Regular Expressions

Regex tutorial for text processing

0. Specs

0.1. The What

Regular expressions, often abbreviated as regex or regexp, are sequences of characters that define search patterns in text. They are widely used in programming and text processing for tasks like searching, replacing, and validating input.

0.2. The Environment

Regex and its usage are independent of operating systems. I tested these patterns on Debian and Ubuntu, but they should work on any Linux, Unix-like, or other operating systems that support standard regex syntax.

0.3. Resources:

Book: 978-0-13-475706-3 Learning Regular Expressions by Ben Forta
Book: 978-1-4842-3875-2 Regex Quick Syntax Reference by Zsolt Nagy
Book: 978-1-449-31943-4 Regular Expressions Cookbook by Jan Goyvaerts and Steven Levithan

1. Basics

1.1. A String Itself

Obviously, every string is a match for itself.

Pattern: go → Matches: go
Pattern: dog → Matches: dog

1.2. OR Operator: `|` or `[]`

(c|b|t)ook → cook
(c|b|t)ook → book
(c|b|t)ook → took
[cbt]ook → cook
[cbt]ook → book
[cbt]ook → took

1.3. Ranges

[a-z] → any lowercase letter
[A-Z] → any uppercase letter
[0-9] → any single digit number, including 0
[d-g] → d, e, f, or g (just one of them)
[M-R] → M, N, O, P, Q, or R (just one of them)
[a-zA-Z] → any letter (lowercase or uppercase)
[a-zA-Z0-9] → any letter or number (single digit)
[0-9a-fA-F] → a hexadecimal digit

1.4. Negation (Exception)

[^a-z] → any character except a lowercase letter
[^A-Z] → any character except an uppercase letter
[^0-9] → any character except a single digit number

1.5. Character Classes

. → Any single character (except newline in most contexts)
\d → any digit (equivalent to [0-9])
\D → any non-digit character (equivalent to [^0-9])
\w → any word character (letter, digit, or underscore; equivalent to [a-zA-Z0-9_])
\W → any non-word character
\s → any whitespace character (space, tab, newline, carriage return)
\S → any non-whitespace character
\r → Carriage Return (CR)
\n → Line Feed (LF)
\t → Tab
\b → Word boundary (zero-width position at the start or end of a word)

1.6. Escape Characters

Any operator or quantifier can be escaped with \ to resemble itself

Any special character (operator or quantifier) can be escaped with \ to match its literal value.

\. → .
\[ → [
\] → ]
\( → (
\) → )
\* → *
\+ → +
\\ → \
\. → .

When used inside a character class [], the backslash is not always necessary for these characters, but it’s good practice to escape them for clarity.

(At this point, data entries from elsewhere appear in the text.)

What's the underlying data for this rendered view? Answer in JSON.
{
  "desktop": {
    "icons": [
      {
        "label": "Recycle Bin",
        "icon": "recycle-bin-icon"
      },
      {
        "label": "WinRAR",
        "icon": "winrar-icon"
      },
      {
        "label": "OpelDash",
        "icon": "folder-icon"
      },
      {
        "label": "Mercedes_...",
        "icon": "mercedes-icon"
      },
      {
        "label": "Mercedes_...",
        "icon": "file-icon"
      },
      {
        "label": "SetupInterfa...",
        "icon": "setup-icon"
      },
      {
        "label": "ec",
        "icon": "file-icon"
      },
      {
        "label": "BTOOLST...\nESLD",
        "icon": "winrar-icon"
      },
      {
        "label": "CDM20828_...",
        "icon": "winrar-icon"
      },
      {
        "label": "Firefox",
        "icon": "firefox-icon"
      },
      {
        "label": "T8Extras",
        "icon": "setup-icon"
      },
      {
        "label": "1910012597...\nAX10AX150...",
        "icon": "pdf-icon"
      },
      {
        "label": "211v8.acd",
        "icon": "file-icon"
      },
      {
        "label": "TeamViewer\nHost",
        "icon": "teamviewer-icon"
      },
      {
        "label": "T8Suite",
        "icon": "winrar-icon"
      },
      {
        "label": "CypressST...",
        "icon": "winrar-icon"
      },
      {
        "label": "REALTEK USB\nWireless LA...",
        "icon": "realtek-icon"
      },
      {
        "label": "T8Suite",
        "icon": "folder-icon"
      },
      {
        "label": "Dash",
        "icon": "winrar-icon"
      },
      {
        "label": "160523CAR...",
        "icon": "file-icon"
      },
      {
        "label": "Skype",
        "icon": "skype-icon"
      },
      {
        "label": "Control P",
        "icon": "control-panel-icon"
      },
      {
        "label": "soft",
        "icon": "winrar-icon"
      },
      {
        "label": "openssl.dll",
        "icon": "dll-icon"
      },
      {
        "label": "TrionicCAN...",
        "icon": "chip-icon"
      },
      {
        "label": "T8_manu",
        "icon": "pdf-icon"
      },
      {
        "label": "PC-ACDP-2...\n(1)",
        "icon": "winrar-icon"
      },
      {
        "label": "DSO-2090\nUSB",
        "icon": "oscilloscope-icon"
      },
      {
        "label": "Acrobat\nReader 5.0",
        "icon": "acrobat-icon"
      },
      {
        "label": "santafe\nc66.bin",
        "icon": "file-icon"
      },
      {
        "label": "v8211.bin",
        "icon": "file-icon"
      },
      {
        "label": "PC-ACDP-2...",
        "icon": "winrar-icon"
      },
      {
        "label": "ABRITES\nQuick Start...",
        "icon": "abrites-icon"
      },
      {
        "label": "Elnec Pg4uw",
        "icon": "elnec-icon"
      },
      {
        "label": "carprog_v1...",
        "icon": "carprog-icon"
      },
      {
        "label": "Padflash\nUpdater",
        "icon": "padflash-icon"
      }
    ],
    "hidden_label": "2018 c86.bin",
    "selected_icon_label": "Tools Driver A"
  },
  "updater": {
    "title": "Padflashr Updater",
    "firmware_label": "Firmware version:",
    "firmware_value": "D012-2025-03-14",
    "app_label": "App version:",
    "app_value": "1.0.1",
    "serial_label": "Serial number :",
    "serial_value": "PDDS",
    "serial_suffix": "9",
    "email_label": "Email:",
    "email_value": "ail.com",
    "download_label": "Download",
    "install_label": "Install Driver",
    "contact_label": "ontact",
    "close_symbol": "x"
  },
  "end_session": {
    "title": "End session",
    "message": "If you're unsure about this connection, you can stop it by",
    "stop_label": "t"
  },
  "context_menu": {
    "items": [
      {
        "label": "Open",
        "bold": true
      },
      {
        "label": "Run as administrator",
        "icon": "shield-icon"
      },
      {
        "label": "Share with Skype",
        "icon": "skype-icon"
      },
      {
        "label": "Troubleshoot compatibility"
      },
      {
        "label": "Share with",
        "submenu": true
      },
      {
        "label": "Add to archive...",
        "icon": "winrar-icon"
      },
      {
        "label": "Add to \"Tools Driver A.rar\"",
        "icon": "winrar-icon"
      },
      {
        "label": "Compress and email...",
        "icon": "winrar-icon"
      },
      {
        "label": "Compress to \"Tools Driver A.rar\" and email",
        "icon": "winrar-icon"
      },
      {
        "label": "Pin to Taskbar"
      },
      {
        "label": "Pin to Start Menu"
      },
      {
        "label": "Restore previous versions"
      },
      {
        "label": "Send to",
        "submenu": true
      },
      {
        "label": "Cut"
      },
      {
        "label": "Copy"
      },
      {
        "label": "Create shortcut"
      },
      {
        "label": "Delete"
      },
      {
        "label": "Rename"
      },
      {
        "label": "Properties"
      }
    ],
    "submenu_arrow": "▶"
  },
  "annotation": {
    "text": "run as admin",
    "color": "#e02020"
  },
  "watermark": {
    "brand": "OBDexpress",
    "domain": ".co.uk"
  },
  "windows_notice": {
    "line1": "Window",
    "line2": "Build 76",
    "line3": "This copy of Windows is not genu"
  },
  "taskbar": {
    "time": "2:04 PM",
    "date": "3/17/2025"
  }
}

Inside a character class, most characters lose their special meaning.

[().\\] → matches (, ), ., or \

2. Quantifiers and Boundaries

2.1. `*` Quantifier (Zero or More)

A * quantifier after a character or group means 0 or more occurrences of it.

goal* → goa, goal, goall, goalll, goallll…
co(me)* → co, come, comeme, comememe, comemememe…
[a-zA-Z]* → any string made from alphabet letters or an empty string

2.2. `+` Quantifier (One or More)

A + quantifier after a character or group means 1 or more occurrences of it.

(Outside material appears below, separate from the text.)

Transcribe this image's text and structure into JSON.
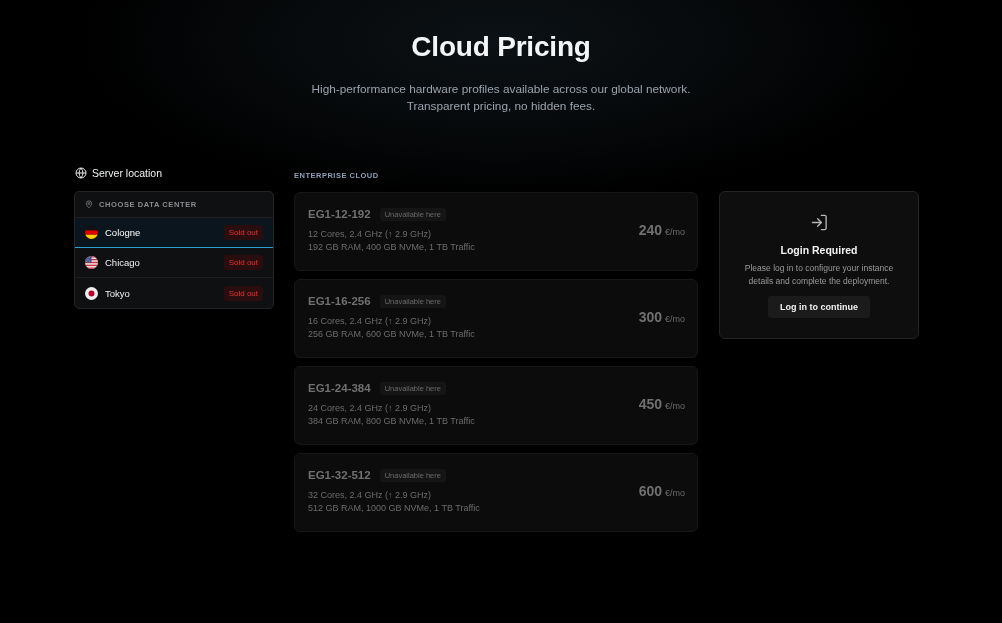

goal+ → goal, goall, goalll, goallll… (not goa)
co(me)+ → come, comeme, comememe, comemememe… (not co)
[a-zA-Z]+ → any non-empty string made from alphabet letters

2.3. `?` Quantifier (Zero or One)

A ? quantifier after a character or group means 0 or 1 occurrence of it.

goal? → goa, goal
co(me)? → co, come
[a-zA-Z][a-zA-Z]? → any 1 or 2 alphabet letters

2.4. `{}` Quantifier (Exact Count or Range)

Can be in {m}, {n,}, or {p,r} forms, where m, n, p, r are whole numbers.

They come after a character or group and mean:

Exactly m occurrences
n or more occurrences
p to r occurrences (inclusive)

set{3} → settt (exactly 3 ‘t’s)
set{3,} → settt, setttt, settttt… (3 or more ‘t’s)
se{2,5} → sett, settt, setttt, settttt (2 to 5 ‘t’s)
[a-zA-Z]{3}[0-9]{1,3} → any 3 letters followed by 1 to 3 digits

2.5. Greedy vs. Lazy Quantifiers

By default, quantifiers are greedy—they match as many characters as possible.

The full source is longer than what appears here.